Emas Terkulai Karena Tensi Geopolitik Mendingin

Rifan Financindo Pekanbaru – Harga emas jeblok di pembukaan sesi perdagangan awal pekan, Senin (11/Sep) hari ini, menyudahi persinggahannya di level tinggi dalam sesi-sesi perdagangan sebelumnya. Pulihnya Dolar AS hari ini sehubungan dengan absennya aksi provokasi dari Korea Utara, membuat investor mulai meninggalkan aset-aset safe haven mereka.

emas-24-karat
Emas spot, menurun 0.7 persen ke angka $1,337.61 per ons pada pukul 10:57 WIB hari ini, setelah mencapai level puncak $1,357.54 pada tanggal 8 September. Sementara itu, emas futures untuk pengiriman Desember juga menurun 0.7 persen ke harga $1,341.70 per ons.

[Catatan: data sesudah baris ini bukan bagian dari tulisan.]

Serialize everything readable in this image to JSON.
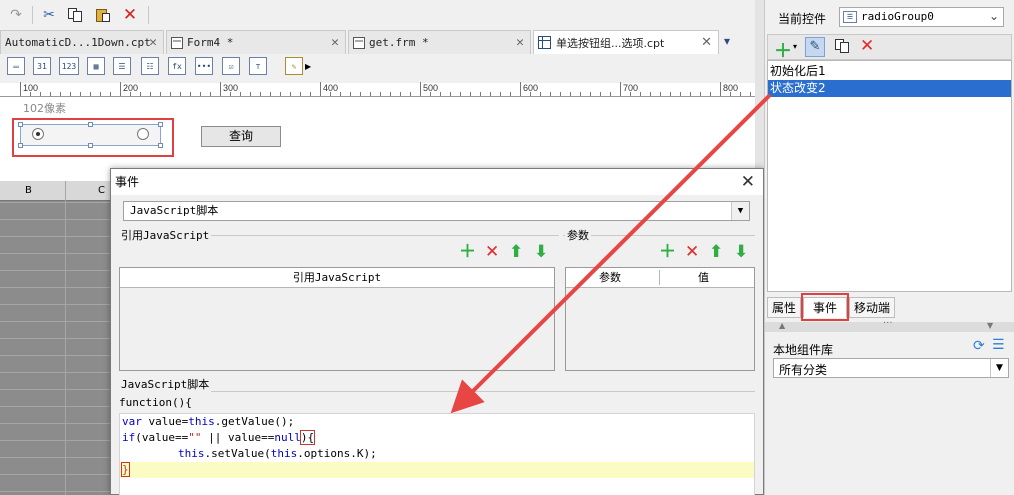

“Jelas bahwa determinan mayor untuk emas minggu lalu adalah tensi geopolitik, tetapi di akhir pekan lalu, kita tak melihat adanya aksi-aksi yang memicu ketegangan lagi, sehingga emas kehilangan kesempatan besar untuk meneruskan kenaikannya,” kata Mark To, Kepala Riset di Wing Fung Financial di Hong Kong.

Dolar AS mendapatkan dorongan naik di sesi perdagangan hari ini karena Korea Utara lebih memilih untuk merayakan hari jadinya ketimbang menembakkan misil untuk kesekian kalinya. Oleh sebab itulah, aset-aset safe haven seperti emas dan Yen Jepang mengalami kemerosotan.

Pasang Long Untuk Sementara

“Saya akan pasang long untuk satu pekan ini, tetapi tidak terlalu lama karena determinan utama, yakni gejolak geopolitik, masih membayangi kita dan lambannya laju kenaikan suku bunga (AS) dan faktor-faktor lainnya belum lenyap,” kata To yang dikutip oleh Reuters.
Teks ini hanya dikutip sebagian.